With COP24 in Katowice looming large, attention of the experts in climate policy is increasingly turning towards Poland. The country is a relatively constructive participant of negotiations under the umbrella of the United Nations, and yet a fierce oponent of any ambitious goals and obligations within the European Union’s climate policy framework. Numerous surveys give evidence to a high level of support for green energy sources within population, and yet the perception of urgency of the climate crisis is actually quite small. Moreover, the attitudes of the public do not translate into public policy. Successive governments, irrespective of their ideology and party composition, overtly defend the „Polish coal” against the spectre of a green transition „imposed” from Brussels, while at the same time apparently accepting the persiting dependence of the country from coal imports from abroad, in particular from Russia. From a certain distance, Poland’s climate policy and politics look like a knot of riddles.
Is Poland’s foreign policy stance on international climate agreements simply inconsistent? Why do successive governments maintain a skeptical, and in some cases even hostile, approach towards green energy sources? How to explain the fact that green-minded activists and experts have not been able to translate widespread support for green energy sources within society into a genuine political pressure on the policy makers? Can the European Union be helpful in changing this situation? And, most importantly, is there any prospect of change in Poland’s climate policy and politics?
My aim in this paper is to shed light on theses questions. With no pretence of providing exhaustive answers, I will use data from public opinion polls, discourse analysis and my own fieldwork observations as a participant in Polish environmental movement to elucidate obstacles and conditions for a green transition in Poland. I contend that the key to a more transformative energy policy and politics in Poland is breaking with the legacy of the post-1989 neoliberal transition. After 1989, Poland’s mining regions have suffered two waves of mine closing, hailed by the environmentalists as painful, but necessary steps toward a better future. The transition was anything but just, it produced mass unemployment and mass emigration, and most importantly a legacy of entrenched distrust towards any transformative project.
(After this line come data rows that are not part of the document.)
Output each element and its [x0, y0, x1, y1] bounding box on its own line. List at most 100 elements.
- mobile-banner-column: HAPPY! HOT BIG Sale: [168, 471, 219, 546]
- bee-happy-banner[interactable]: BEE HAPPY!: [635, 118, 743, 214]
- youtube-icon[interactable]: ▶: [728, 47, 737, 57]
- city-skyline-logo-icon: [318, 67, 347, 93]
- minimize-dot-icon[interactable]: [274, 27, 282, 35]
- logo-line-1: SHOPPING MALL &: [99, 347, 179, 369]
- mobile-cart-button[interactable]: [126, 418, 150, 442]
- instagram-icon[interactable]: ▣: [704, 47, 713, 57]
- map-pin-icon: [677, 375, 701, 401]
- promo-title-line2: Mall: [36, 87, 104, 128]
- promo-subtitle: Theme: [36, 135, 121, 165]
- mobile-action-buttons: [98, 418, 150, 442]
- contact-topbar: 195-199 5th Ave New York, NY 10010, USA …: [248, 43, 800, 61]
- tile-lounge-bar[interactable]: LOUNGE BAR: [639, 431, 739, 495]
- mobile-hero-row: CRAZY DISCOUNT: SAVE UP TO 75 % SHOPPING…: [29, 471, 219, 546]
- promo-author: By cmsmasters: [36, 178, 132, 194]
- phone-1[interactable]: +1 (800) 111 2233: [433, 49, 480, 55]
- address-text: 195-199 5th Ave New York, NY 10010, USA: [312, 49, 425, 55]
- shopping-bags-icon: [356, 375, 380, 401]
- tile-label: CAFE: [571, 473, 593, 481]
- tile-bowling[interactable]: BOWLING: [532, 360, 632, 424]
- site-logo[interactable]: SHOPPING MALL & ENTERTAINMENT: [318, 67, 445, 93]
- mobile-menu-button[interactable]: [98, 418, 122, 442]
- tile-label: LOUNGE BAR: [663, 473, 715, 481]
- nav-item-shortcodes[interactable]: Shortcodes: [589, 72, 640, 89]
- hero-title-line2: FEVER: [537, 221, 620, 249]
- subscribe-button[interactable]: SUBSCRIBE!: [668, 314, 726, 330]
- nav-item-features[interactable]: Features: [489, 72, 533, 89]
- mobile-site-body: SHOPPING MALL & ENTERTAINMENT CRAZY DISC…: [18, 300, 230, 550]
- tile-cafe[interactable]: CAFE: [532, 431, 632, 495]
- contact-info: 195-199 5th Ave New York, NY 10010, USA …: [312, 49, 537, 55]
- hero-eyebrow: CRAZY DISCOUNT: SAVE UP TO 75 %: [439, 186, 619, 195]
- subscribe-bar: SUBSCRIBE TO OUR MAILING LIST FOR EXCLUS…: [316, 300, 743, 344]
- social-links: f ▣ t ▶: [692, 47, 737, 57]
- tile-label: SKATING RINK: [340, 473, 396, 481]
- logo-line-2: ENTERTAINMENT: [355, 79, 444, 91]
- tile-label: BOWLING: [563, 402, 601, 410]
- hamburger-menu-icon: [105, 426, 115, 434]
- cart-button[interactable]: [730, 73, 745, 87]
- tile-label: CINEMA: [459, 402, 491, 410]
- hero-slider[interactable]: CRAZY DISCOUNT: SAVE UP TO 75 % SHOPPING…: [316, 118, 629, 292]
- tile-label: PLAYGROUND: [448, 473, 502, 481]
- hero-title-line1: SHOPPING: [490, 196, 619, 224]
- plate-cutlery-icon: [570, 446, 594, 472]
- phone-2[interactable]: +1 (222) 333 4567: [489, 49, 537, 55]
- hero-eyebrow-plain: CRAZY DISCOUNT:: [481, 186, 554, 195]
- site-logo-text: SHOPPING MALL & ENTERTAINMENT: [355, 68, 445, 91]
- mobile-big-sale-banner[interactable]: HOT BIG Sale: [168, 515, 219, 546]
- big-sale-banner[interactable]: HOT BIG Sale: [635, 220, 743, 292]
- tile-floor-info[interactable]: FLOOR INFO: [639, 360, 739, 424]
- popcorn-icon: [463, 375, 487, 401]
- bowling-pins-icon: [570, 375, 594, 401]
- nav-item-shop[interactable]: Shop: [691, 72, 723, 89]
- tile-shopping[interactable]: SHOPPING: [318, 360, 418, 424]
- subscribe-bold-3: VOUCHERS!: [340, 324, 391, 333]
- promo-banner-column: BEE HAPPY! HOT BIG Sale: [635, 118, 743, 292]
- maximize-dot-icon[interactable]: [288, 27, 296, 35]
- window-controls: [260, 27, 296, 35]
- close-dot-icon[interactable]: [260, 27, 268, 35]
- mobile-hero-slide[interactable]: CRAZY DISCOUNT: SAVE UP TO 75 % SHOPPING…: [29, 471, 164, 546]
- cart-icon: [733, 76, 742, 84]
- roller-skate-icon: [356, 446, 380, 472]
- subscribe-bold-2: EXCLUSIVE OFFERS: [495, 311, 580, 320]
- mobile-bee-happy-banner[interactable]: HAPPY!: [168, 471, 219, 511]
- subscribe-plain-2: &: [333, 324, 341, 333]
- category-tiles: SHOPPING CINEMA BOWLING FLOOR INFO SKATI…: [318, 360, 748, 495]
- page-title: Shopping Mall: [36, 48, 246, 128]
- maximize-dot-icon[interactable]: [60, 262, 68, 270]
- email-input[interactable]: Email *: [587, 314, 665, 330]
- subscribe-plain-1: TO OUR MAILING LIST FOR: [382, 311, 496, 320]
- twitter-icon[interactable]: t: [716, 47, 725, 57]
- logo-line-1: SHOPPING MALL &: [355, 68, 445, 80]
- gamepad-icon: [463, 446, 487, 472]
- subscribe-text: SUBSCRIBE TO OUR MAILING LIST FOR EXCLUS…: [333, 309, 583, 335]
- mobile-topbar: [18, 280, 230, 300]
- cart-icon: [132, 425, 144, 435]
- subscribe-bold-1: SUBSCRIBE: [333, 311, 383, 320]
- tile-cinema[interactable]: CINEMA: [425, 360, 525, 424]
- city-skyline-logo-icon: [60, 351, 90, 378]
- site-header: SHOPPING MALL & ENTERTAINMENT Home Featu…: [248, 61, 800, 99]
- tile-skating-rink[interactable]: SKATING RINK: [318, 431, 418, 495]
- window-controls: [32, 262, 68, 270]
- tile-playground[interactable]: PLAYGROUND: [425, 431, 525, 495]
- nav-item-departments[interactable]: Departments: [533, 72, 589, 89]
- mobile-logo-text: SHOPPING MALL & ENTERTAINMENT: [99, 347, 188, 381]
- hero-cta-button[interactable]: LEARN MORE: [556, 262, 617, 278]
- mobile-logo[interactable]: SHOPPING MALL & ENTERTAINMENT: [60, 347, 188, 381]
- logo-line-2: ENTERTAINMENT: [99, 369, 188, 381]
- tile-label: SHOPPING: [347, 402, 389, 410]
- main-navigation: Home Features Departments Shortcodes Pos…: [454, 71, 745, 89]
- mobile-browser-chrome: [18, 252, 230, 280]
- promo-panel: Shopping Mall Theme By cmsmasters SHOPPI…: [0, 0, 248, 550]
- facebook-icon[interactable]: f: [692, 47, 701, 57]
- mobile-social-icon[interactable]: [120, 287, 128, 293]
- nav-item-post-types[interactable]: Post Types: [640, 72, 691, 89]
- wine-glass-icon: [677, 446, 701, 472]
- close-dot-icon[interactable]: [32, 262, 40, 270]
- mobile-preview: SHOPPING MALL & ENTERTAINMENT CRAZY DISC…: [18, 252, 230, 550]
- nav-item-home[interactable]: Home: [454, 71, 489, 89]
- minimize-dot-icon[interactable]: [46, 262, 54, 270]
Is there any chance of breaking the deadlock? Around the time of the COP19 in Warsaw (2013), a new approach began to foment within the environmental movement. The March for Climate and Social Justice was a portent of a consequential shift: away from neoliberal enivronmentalism and towards a focus on just transition and a more serious interest in regional development. Instead of vilifying coal and miners environmental experts and activists started to adopt a more respectful style of communication, acknowledging the positive legacy of coal and mining culture in the past while insisting on the necessity of change for the future. The „strict parent” framework, where „Brussels” or the „Free Market” shows us the proper course of action and will punish us if we decline to follow, is increasingly replaced with a „nurturing parent” narrative. This new, less divisive environmental discourse, is slowly changing the state of the game. It will not produce change on its own, but is a key step to make it possible.